Technical Specifications

Global Constant

const long double threshold = 10e-6;

Used for floating-point comparisons and edge cases (e.g., 0^0 handling).

Supported Operators

  • Addition: +
  • Subtraction: -
  • Multiplication: *
  • Division: /
  • Exponentiation: ^
  • Parentheses: ( )

Precedence (Highest to Lowest)

  1. Functions, Parentheses
  2. Exponentiation ^
  3. Multiplication *, Division /
  4. Addition +, Subtraction -

Error Handling

The preprocessor returns "0" (zero expression) on syntax errors and prints error messages to cout.

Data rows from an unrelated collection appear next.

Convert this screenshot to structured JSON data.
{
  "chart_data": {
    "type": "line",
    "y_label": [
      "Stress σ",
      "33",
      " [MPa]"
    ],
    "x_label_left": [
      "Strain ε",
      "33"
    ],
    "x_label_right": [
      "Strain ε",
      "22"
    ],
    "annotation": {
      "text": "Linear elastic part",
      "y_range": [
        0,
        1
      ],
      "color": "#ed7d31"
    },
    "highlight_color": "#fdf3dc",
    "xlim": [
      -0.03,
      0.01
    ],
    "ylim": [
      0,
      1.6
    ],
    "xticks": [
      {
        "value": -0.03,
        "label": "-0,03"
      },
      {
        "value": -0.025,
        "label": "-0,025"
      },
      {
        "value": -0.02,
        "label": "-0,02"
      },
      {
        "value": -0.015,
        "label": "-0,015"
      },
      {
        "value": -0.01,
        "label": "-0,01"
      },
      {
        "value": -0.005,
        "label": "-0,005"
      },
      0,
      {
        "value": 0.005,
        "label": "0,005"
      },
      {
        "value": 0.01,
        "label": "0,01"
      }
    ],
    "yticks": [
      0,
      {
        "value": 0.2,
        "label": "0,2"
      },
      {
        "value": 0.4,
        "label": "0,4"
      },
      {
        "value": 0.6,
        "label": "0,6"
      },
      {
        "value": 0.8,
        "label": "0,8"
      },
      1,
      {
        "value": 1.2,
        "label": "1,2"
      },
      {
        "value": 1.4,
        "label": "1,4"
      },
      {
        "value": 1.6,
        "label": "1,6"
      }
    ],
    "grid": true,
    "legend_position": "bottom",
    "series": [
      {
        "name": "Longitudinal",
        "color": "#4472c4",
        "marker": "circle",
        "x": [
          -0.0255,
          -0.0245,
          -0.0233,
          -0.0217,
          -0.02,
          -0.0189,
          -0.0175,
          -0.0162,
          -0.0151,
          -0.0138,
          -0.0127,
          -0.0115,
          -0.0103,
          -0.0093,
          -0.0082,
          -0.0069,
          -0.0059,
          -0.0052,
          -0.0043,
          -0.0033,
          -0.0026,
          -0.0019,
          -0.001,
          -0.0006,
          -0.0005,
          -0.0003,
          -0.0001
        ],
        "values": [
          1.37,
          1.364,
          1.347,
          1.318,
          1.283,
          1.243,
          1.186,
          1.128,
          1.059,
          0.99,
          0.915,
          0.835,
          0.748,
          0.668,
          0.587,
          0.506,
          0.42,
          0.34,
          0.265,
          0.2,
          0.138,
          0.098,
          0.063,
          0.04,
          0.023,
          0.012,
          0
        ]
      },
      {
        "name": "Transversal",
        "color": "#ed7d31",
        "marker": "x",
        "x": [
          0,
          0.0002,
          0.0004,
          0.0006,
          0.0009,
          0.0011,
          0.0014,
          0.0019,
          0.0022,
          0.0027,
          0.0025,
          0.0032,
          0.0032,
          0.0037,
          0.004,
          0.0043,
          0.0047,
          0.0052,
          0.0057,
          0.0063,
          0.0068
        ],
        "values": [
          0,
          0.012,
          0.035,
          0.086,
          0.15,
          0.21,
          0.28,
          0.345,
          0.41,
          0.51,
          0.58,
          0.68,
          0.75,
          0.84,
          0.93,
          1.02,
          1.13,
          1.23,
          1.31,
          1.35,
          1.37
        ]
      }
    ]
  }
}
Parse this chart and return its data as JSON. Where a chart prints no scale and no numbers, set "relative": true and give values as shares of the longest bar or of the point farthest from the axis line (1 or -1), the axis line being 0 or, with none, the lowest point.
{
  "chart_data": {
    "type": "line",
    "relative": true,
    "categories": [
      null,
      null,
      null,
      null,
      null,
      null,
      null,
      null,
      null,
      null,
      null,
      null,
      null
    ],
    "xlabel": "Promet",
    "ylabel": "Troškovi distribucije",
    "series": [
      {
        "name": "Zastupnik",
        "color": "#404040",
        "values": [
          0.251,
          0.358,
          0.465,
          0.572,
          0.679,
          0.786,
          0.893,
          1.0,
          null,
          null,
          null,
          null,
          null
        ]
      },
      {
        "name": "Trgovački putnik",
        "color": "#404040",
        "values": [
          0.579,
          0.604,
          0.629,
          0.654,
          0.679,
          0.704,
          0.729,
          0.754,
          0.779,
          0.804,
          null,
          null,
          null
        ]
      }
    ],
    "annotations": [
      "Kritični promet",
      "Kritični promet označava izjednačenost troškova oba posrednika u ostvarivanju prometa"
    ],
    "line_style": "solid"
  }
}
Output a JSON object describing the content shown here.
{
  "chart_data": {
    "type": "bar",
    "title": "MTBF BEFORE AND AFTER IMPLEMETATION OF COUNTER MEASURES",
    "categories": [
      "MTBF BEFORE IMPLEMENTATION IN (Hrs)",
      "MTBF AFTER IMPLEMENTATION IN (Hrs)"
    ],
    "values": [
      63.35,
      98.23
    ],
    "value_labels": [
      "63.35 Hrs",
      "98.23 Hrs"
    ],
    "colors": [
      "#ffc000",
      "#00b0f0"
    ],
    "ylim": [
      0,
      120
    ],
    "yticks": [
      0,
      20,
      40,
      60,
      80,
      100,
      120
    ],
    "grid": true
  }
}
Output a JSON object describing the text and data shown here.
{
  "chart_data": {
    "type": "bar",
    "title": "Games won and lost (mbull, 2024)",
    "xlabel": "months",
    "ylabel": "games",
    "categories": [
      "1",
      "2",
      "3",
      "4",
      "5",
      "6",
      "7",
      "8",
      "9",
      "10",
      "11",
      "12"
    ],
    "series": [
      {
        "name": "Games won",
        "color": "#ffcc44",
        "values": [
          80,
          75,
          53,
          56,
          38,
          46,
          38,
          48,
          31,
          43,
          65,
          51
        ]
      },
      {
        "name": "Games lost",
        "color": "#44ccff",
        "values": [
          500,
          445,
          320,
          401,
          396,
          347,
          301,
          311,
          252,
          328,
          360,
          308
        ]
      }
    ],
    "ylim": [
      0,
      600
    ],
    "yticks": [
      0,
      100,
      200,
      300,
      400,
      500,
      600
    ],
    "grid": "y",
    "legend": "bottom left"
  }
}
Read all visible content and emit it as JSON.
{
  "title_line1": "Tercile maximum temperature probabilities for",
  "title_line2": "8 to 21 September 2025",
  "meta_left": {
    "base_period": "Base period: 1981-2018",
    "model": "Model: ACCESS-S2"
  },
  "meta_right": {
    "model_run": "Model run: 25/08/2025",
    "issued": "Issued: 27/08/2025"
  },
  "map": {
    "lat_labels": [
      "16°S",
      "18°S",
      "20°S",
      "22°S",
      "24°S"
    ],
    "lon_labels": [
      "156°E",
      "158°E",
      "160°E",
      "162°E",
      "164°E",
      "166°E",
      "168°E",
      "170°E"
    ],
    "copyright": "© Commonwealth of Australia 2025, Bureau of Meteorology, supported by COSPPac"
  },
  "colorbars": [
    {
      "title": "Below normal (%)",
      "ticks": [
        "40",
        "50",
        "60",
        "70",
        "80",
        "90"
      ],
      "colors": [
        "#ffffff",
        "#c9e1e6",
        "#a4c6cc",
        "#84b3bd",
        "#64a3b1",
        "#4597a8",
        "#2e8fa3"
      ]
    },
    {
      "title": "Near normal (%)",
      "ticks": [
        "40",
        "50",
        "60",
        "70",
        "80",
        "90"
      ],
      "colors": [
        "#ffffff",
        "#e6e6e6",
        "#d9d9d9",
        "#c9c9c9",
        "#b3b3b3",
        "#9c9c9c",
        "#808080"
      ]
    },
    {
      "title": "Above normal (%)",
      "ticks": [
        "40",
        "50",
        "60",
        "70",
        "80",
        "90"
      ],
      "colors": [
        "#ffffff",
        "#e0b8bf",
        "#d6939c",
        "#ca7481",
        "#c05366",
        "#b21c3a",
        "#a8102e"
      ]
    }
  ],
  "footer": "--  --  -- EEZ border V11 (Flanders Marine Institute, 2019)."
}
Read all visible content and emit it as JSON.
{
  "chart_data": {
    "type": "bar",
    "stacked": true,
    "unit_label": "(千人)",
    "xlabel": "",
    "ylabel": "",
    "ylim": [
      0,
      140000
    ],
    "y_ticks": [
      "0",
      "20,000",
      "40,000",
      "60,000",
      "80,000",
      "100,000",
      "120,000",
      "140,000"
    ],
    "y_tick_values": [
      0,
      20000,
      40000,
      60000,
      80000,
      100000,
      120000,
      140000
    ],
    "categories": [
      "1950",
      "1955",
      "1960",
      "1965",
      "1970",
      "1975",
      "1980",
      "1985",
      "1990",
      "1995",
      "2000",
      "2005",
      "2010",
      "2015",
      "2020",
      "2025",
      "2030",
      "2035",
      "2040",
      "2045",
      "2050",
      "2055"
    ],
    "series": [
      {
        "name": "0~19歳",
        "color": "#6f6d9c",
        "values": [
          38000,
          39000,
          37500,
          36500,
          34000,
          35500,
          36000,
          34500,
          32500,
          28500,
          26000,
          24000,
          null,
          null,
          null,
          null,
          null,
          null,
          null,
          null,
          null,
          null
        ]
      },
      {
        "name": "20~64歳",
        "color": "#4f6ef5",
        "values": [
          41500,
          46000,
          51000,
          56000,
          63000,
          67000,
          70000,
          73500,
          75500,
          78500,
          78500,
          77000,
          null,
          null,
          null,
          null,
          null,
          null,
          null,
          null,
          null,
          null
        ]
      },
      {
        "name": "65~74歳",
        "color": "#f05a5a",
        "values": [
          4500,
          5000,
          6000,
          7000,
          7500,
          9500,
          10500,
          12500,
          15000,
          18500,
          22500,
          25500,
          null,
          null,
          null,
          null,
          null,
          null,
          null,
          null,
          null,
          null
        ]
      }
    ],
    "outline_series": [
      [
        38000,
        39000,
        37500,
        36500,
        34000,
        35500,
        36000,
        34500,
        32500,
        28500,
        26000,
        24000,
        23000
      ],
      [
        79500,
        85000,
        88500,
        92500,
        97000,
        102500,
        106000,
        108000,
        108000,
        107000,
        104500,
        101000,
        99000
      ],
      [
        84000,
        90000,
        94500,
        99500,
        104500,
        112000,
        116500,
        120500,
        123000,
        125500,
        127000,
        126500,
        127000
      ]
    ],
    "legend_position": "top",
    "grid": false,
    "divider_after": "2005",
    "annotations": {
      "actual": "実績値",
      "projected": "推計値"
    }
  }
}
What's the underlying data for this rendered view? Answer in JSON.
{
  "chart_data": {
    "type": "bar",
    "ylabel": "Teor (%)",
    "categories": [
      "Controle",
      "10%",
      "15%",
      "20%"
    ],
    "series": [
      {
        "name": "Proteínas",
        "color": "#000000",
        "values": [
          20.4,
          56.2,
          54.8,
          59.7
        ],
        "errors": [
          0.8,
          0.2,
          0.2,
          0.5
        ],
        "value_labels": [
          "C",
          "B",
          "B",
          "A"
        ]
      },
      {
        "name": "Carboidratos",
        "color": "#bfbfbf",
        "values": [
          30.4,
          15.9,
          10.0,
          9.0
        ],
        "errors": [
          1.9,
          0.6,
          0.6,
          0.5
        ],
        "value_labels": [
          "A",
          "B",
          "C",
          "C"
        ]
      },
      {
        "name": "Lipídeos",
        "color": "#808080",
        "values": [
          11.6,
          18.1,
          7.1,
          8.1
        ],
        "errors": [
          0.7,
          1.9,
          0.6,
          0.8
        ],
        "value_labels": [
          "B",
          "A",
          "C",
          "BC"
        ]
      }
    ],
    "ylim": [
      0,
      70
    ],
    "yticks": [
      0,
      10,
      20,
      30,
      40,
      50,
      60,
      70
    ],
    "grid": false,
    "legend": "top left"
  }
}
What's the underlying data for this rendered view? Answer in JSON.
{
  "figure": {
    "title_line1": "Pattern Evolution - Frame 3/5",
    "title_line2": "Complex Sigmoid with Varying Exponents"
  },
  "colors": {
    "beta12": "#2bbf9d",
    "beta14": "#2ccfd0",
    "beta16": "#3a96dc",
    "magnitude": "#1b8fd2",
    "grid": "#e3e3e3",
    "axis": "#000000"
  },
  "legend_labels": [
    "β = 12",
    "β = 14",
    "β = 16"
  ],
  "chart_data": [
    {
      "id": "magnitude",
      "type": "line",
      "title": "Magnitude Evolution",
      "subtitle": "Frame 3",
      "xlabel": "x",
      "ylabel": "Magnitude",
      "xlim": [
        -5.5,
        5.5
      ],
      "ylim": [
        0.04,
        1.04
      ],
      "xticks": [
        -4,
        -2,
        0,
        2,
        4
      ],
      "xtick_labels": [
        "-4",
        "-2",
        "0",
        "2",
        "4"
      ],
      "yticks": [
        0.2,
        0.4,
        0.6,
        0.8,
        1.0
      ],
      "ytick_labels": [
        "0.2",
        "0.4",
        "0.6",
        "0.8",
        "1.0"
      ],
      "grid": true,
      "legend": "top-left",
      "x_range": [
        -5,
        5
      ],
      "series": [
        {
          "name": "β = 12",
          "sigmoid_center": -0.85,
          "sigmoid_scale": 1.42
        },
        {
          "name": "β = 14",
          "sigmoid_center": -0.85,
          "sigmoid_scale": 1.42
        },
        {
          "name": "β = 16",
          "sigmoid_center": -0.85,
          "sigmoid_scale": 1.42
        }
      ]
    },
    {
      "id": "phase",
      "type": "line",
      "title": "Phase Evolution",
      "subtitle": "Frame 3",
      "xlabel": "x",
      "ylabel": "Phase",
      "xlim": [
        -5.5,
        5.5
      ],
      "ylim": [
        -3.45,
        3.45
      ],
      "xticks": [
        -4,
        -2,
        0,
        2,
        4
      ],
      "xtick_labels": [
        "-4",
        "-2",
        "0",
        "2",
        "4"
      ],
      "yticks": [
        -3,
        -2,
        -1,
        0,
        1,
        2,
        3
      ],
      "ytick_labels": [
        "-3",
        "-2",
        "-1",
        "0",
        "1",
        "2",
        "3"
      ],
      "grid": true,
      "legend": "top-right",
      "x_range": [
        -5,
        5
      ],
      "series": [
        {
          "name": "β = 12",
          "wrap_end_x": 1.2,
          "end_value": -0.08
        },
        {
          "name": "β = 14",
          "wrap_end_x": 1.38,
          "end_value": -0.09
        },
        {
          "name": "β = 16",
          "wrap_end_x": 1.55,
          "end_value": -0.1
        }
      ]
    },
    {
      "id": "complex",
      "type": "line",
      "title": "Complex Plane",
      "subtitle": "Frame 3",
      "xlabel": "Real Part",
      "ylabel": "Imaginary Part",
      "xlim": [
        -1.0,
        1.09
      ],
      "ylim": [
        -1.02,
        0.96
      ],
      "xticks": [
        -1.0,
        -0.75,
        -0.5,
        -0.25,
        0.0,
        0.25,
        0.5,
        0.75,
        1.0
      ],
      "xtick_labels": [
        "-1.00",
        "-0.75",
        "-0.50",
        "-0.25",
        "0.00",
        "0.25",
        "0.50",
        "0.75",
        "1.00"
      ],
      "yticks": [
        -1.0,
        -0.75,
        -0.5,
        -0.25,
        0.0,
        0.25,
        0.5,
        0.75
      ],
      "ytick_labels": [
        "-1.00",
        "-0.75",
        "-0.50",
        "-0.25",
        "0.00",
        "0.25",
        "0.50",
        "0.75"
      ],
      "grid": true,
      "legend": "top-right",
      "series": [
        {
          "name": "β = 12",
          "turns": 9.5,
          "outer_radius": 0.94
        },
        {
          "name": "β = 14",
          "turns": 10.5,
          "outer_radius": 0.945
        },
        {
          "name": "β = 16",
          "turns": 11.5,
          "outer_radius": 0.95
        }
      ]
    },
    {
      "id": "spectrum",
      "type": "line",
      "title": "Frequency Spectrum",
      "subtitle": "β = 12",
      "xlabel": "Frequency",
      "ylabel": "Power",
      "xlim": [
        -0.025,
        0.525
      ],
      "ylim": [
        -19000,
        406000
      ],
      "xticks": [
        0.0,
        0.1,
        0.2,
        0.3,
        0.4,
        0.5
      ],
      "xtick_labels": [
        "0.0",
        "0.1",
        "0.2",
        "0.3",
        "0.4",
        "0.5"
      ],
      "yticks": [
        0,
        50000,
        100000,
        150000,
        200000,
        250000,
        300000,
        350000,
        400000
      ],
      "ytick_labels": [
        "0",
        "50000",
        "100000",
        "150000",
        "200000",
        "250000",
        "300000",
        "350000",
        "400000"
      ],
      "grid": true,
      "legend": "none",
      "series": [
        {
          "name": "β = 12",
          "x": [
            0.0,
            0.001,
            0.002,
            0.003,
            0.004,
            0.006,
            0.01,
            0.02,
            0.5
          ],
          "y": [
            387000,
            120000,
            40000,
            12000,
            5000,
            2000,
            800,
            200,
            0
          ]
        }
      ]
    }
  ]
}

Users should validate expressions before use.


Compiler Requirements

  • C++ Standard: C++11 or later
  • Headers Required:
    • <iostream>, <string>, <vector>, <queue>, <set>, <list>
    • <fstream>, <cmath>, <complex>, <limits>

Conclusion

The Calculus Tree Library provides a powerful, flexible toolkit for mathematical expression manipulation. Its template-based design, comprehensive function support, and symbolic differentiation capabilities make it suitable for scientific computing, educational applications, and mathematical modeling.